Según fuentes especializadas: “…las tasas de crecimiento interanual se han visto afectadas en todos los países del área, con España a la cabeza, con una pérdida del 9,1 % del PIB con respecto al cuarto trimestre del 2019, seguida por Austria (7,8 %) e Italia (6,6 %)”.
Súmense el sensible daño energético regional que supone acatar el intento gringo de sabotear los proyectos gasíferos y petroleros con Rusia, el enturbiamiento de la convivencia con Moscú por la inducida injerencia en sus asuntos internos, la política de la OTAN de abalanzarse sobre las fronteras occidentales del gigante euroasiático, y el atizar (también por indicación gringa) los roces con China, que ya desplazó a los Estados Unidos como primer socio comercial con la UE. En pocas palabras, trabajar contra uno mismo para “felicidad” de otros.

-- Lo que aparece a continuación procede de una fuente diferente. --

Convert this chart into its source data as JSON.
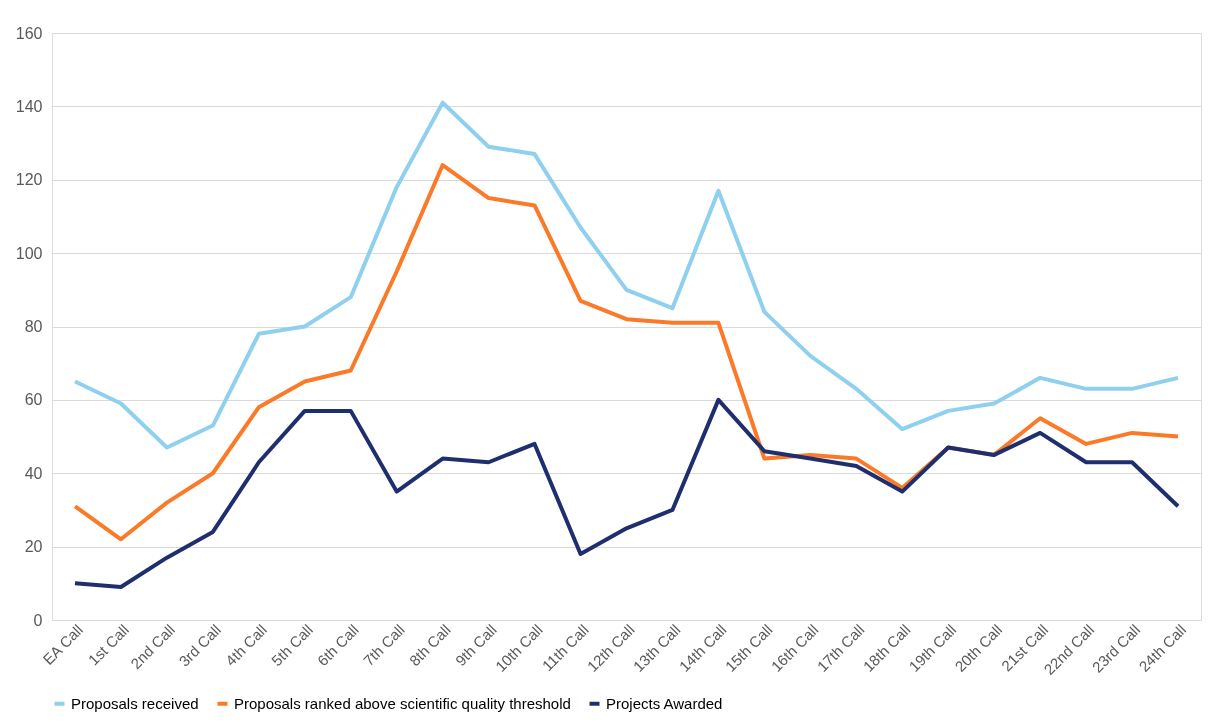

Únase a ello que, tanto el Kremlin como Beijing, lejos de echar leña al fuego, no han cesado de manifestar su disposición al entendimiento y la cooperación con Europa sobre la base del respeto y el beneficio mutuos. ¿No suena entonces irracional que alguien insista en ponerse la soga al cuello para satisfacción de ajenos?
No olvidar ni por un instante, y en ello coinciden muchos estudiosos, que ni Rusia ni China van a conciliar con la idea de un mundo unipolar, y que mientras más se apriete la soga en su contra, su convergencia estratégica tenderá a hacerse más intensa y más generadora de influencia y posibilidades disuasivas.
Y en esa inevitable recomposición global ya en marcha, Europa tendrá que finalmente escoger si sigue los retorcidos caprichos de un dudoso socio, o decide finalmente asumir el sendero de la convivencia constructiva, respetuosa, lógica y decente.